IDS-Verdun

Pour Jacques Daoust le chantier de l'économie est ouvert

Moins de 48 heures après avoir été nommé ministre, Jacques Daoust accordait des entrevues depuis son bureau de comté de la rue Wellington. Recruté pour ses connaissances dans le domaine des affaires, le nouveau député de Verdun fait parti du trio que Philippe Couillard a réuni pour redresser l’économie du Québec.

Jacques Daoust s’est vu confier le portefeuille de ministre de l’Économie, de l’Innovation et de l’Exportation, un mandat en trois volets, dont le titulaire est conscient de l’importance: on parle ici du soutien aux entreprises, de l’innovation pour augmenter la productivité et créer de nouveaux créneaux, et la stimulation des exportations en particulier pour les PME.

La priorité du nouveau ministre demeure «la gestion plus rigoureuse de l’État et l’évaluation un à un des programmes gouvernementaux». Certains de ces programmes peu efficaces mais coûteux, seront abolis ou modifiés.

Daoust ne veut pas blâmer le Parti Québécois, ses prédécesseurs pour la situation économique car à son avis, il faut tourner la page. Le député s’intéresse plutôt à l’avenir en privilégiant la vraie vocation de son ministère qui est de créer des stimuli économiques afin de créer de la richesse. À ce titre, Jacques Daoust se réjouit de l’adoption rapide du programme de crédits d’impôt à la rénovation qui aura un effet immédiat en incitant les petits propriétaires à investir.

Avec un certain humour de banquier pince-sans-rire, Jacques Daoust précise que son confrère Leitao s’occupe des dépenses, Coiteux du respect des décisions et Daoust de la création de la richesse. L’homme ne cache pas que la chimie avec ses deux collègues a été presque instantanée dès lors qu’ils se sont rencontrés.
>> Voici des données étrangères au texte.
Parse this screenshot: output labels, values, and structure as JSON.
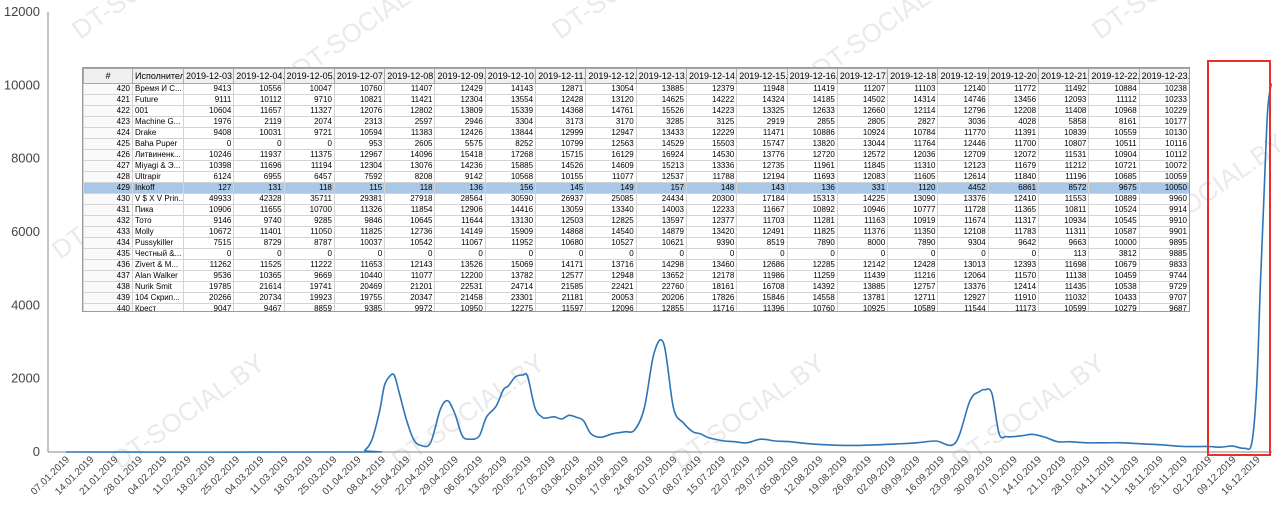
{
  "chart_data": {
    "type": "line",
    "ylim": [
      0,
      12000
    ],
    "yticks": [
      0,
      2000,
      4000,
      6000,
      8000,
      10000,
      12000
    ],
    "grid": false,
    "color": "#2e75b6",
    "xlabels": [
      "07.01.2019",
      "14.01.2019",
      "21.01.2019",
      "28.01.2019",
      "04.02.2019",
      "11.02.2019",
      "18.02.2019",
      "25.02.2019",
      "04.03.2019",
      "11.03.2019",
      "18.03.2019",
      "25.03.2019",
      "01.04.2019",
      "08.04.2019",
      "15.04.2019",
      "22.04.2019",
      "29.04.2019",
      "06.05.2019",
      "13.05.2019",
      "20.05.2019",
      "27.05.2019",
      "03.06.2019",
      "10.06.2019",
      "17.06.2019",
      "24.06.2019",
      "01.07.2019",
      "08.07.2019",
      "15.07.2019",
      "22.07.2019",
      "29.07.2019",
      "05.08.2019",
      "12.08.2019",
      "19.08.2019",
      "26.08.2019",
      "02.09.2019",
      "09.09.2019",
      "16.09.2019",
      "23.09.2019",
      "30.09.2019",
      "07.10.2019",
      "14.10.2019",
      "21.10.2019",
      "28.10.2019",
      "04.11.2019",
      "11.11.2019",
      "18.11.2019",
      "25.11.2019",
      "02.12.2019",
      "09.12.2019",
      "16.12.2019"
    ],
    "x": [
      0,
      12,
      12.3,
      12.6,
      12.9,
      13.1,
      13.3,
      13.5,
      13.7,
      14.0,
      14.3,
      14.6,
      15.0,
      15.4,
      15.7,
      16.0,
      16.3,
      16.6,
      17.0,
      17.3,
      17.7,
      18.0,
      18.2,
      18.5,
      18.8,
      19.0,
      19.3,
      19.6,
      19.8,
      20.1,
      20.4,
      20.7,
      21.0,
      21.3,
      21.6,
      22.0,
      22.5,
      23.0,
      23.4,
      23.8,
      24.2,
      24.6,
      25.0,
      25.4,
      25.8,
      26.1,
      26.4,
      26.7,
      27.1,
      27.5,
      28.0,
      28.6,
      29.2,
      29.8,
      30.5,
      31.2,
      32.0,
      32.7,
      33.5,
      34.2,
      35.0,
      35.8,
      36.6,
      37.2,
      37.6,
      37.8,
      38.1,
      38.4,
      38.7,
      39.0,
      39.4,
      39.8,
      40.3,
      40.8,
      41.3,
      42.0,
      42.8,
      43.5,
      44.3,
      45.0,
      46.0,
      47.0,
      47.5,
      48.0,
      48.5,
      48.8,
      49.0,
      49.15,
      49.3,
      49.45,
      49.6
    ],
    "y": [
      0,
      0,
      50,
      350,
      1100,
      1800,
      2050,
      2100,
      1650,
      900,
      350,
      180,
      250,
      1150,
      1400,
      1050,
      450,
      350,
      430,
      950,
      1250,
      1700,
      1800,
      2050,
      2100,
      2050,
      1200,
      950,
      930,
      960,
      900,
      1000,
      950,
      850,
      500,
      400,
      500,
      550,
      600,
      1200,
      2700,
      2950,
      1200,
      800,
      550,
      500,
      400,
      350,
      300,
      280,
      250,
      350,
      300,
      280,
      230,
      200,
      180,
      180,
      200,
      220,
      250,
      300,
      250,
      1400,
      1650,
      1700,
      1600,
      500,
      420,
      420,
      450,
      480,
      400,
      280,
      280,
      250,
      250,
      250,
      220,
      200,
      150,
      150,
      130,
      160,
      100,
      250,
      1800,
      4500,
      7000,
      9300,
      10050
    ],
    "table": {
      "headers": [
        "#",
        "Исполнитель",
        "2019-12-03...",
        "2019-12-04...",
        "2019-12-05...",
        "2019-12-07...",
        "2019-12-08...",
        "2019-12-09...",
        "2019-12-10...",
        "2019-12-11...",
        "2019-12-12...",
        "2019-12-13...",
        "2019-12-14...",
        "2019-12-15...",
        "2019-12-16...",
        "2019-12-17...",
        "2019-12-18...",
        "2019-12-19...",
        "2019-12-20...",
        "2019-12-21...",
        "2019-12-22...",
        "2019-12-23..."
      ],
      "selected_index": 9,
      "rows": [
        [
          "420",
          "Время И С...",
          "9413",
          "10556",
          "10047",
          "10760",
          "11407",
          "12429",
          "14143",
          "12871",
          "13054",
          "13885",
          "12379",
          "11948",
          "11419",
          "11207",
          "11103",
          "12140",
          "11772",
          "11492",
          "10884",
          "10238"
        ],
        [
          "421",
          "Future",
          "9111",
          "10112",
          "9710",
          "10821",
          "11421",
          "12304",
          "13554",
          "12428",
          "13120",
          "14625",
          "14222",
          "14324",
          "14185",
          "14502",
          "14314",
          "14746",
          "13456",
          "12093",
          "11112",
          "10233"
        ],
        [
          "422",
          "001",
          "10604",
          "11657",
          "11327",
          "12076",
          "12802",
          "13809",
          "15339",
          "14368",
          "14761",
          "15526",
          "14223",
          "13325",
          "12633",
          "12660",
          "12114",
          "12796",
          "12208",
          "11408",
          "10968",
          "10229"
        ],
        [
          "423",
          "Machine G...",
          "1976",
          "2119",
          "2074",
          "2313",
          "2597",
          "2946",
          "3304",
          "3173",
          "3170",
          "3285",
          "3125",
          "2919",
          "2855",
          "2805",
          "2827",
          "3036",
          "4028",
          "5858",
          "8161",
          "10177"
        ],
        [
          "424",
          "Drake",
          "9408",
          "10031",
          "9721",
          "10594",
          "11383",
          "12426",
          "13844",
          "12999",
          "12947",
          "13433",
          "12229",
          "11471",
          "10886",
          "10924",
          "10784",
          "11770",
          "11391",
          "10839",
          "10559",
          "10130"
        ],
        [
          "425",
          "Baha Puper",
          "0",
          "0",
          "0",
          "953",
          "2605",
          "5575",
          "8252",
          "10799",
          "12563",
          "14529",
          "15503",
          "15747",
          "13820",
          "13044",
          "11764",
          "12446",
          "11700",
          "10807",
          "10511",
          "10116"
        ],
        [
          "426",
          "Литвиненк...",
          "10246",
          "11937",
          "11375",
          "12967",
          "14096",
          "15418",
          "17268",
          "15715",
          "16129",
          "16924",
          "14530",
          "13776",
          "12720",
          "12572",
          "12036",
          "12709",
          "12072",
          "11531",
          "10904",
          "10112"
        ],
        [
          "427",
          "Miyagi & Э...",
          "10398",
          "11696",
          "11194",
          "12304",
          "13076",
          "14236",
          "15885",
          "14526",
          "14609",
          "15213",
          "13336",
          "12735",
          "11961",
          "11845",
          "11310",
          "12123",
          "11679",
          "11212",
          "10721",
          "10072"
        ],
        [
          "428",
          "Ultrapir",
          "6124",
          "6955",
          "6457",
          "7592",
          "8208",
          "9142",
          "10568",
          "10155",
          "11077",
          "12537",
          "11788",
          "12194",
          "11693",
          "12083",
          "11605",
          "12614",
          "11840",
          "11196",
          "10685",
          "10059"
        ],
        [
          "429",
          "Inkoff",
          "127",
          "131",
          "118",
          "115",
          "118",
          "136",
          "156",
          "145",
          "149",
          "157",
          "148",
          "143",
          "136",
          "331",
          "1120",
          "4452",
          "6861",
          "8572",
          "9675",
          "10050"
        ],
        [
          "430",
          "V $ X V Prin...",
          "49933",
          "42328",
          "35711",
          "29381",
          "27918",
          "28564",
          "30590",
          "26937",
          "25085",
          "24434",
          "20300",
          "17184",
          "15313",
          "14225",
          "13090",
          "13376",
          "12410",
          "11553",
          "10889",
          "9960"
        ],
        [
          "431",
          "Пика",
          "10906",
          "11655",
          "10700",
          "11326",
          "11854",
          "12906",
          "14416",
          "13059",
          "13340",
          "14003",
          "12233",
          "11667",
          "10892",
          "10946",
          "10777",
          "11728",
          "11365",
          "10811",
          "10524",
          "9914"
        ],
        [
          "432",
          "Тото",
          "9146",
          "9740",
          "9285",
          "9846",
          "10645",
          "11644",
          "13130",
          "12503",
          "12825",
          "13597",
          "12377",
          "11703",
          "11281",
          "11163",
          "10919",
          "11674",
          "11317",
          "10934",
          "10545",
          "9910"
        ],
        [
          "433",
          "Molly",
          "10672",
          "11401",
          "11050",
          "11825",
          "12736",
          "14149",
          "15909",
          "14868",
          "14540",
          "14879",
          "13420",
          "12491",
          "11825",
          "11376",
          "11350",
          "12108",
          "11783",
          "11311",
          "10587",
          "9901"
        ],
        [
          "434",
          "Pussykiller",
          "7515",
          "8729",
          "8787",
          "10037",
          "10542",
          "11067",
          "11952",
          "10680",
          "10527",
          "10621",
          "9390",
          "8519",
          "7890",
          "8000",
          "7890",
          "9304",
          "9642",
          "9663",
          "10000",
          "9895"
        ],
        [
          "435",
          "Честный &...",
          "0",
          "0",
          "0",
          "0",
          "0",
          "0",
          "0",
          "0",
          "0",
          "0",
          "0",
          "0",
          "0",
          "0",
          "0",
          "0",
          "0",
          "113",
          "3812",
          "9885"
        ],
        [
          "436",
          "Zivert & M...",
          "11262",
          "11525",
          "11222",
          "11653",
          "12143",
          "13526",
          "15069",
          "14171",
          "13716",
          "14298",
          "13460",
          "12686",
          "12285",
          "12142",
          "12428",
          "13013",
          "12393",
          "11698",
          "10679",
          "9833"
        ],
        [
          "437",
          "Alan Walker",
          "9536",
          "10365",
          "9669",
          "10440",
          "11077",
          "12200",
          "13782",
          "12577",
          "12948",
          "13652",
          "12178",
          "11986",
          "11259",
          "11439",
          "11216",
          "12064",
          "11570",
          "11138",
          "10459",
          "9744"
        ],
        [
          "438",
          "Nurik Smit",
          "19785",
          "21614",
          "19741",
          "20469",
          "21201",
          "22531",
          "24714",
          "21585",
          "22421",
          "22760",
          "18161",
          "16708",
          "14392",
          "13885",
          "12757",
          "13376",
          "12414",
          "11435",
          "10538",
          "9729"
        ],
        [
          "439",
          "104 Скрип...",
          "20266",
          "20734",
          "19923",
          "19755",
          "20347",
          "21458",
          "23301",
          "21181",
          "20053",
          "20206",
          "17826",
          "15846",
          "14558",
          "13781",
          "12711",
          "12927",
          "11910",
          "11032",
          "10433",
          "9707"
        ],
        [
          "440",
          "Крест",
          "9047",
          "9467",
          "8859",
          "9385",
          "9972",
          "10950",
          "12275",
          "11597",
          "12096",
          "12855",
          "11716",
          "11396",
          "10760",
          "10925",
          "10589",
          "11544",
          "11173",
          "10599",
          "10279",
          "9687"
        ]
      ]
    }
  }
}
Banquier de profession, Jacques Daoust se dit un néophyte en politique. Il a été élu député pour la première fois le 7 avril et il a été nommé ministre dans les jours qui ont suivi son élection sans jamais s’être frotté à l’Opposition sur les banquettes de l’Assemblée nationale. Qu’importe, l’ancien président d’Investissement Québec affirme être fier de constater qu’une personne sur deux qu’il croise en déambulant sur la rue Wellington, a voté pour lui.

Député d’abord, ministre ensuite, Jacques Daoust entend respecter son engagement d’obtenir les subventions pour moderniser l’Hôpital de Verdun où le nouveau député de Verdun est né il y a 66 ans se plaît-il à répéter. «On va essayer de livrer», dit-il, conscient des besoins criants de l’établissement.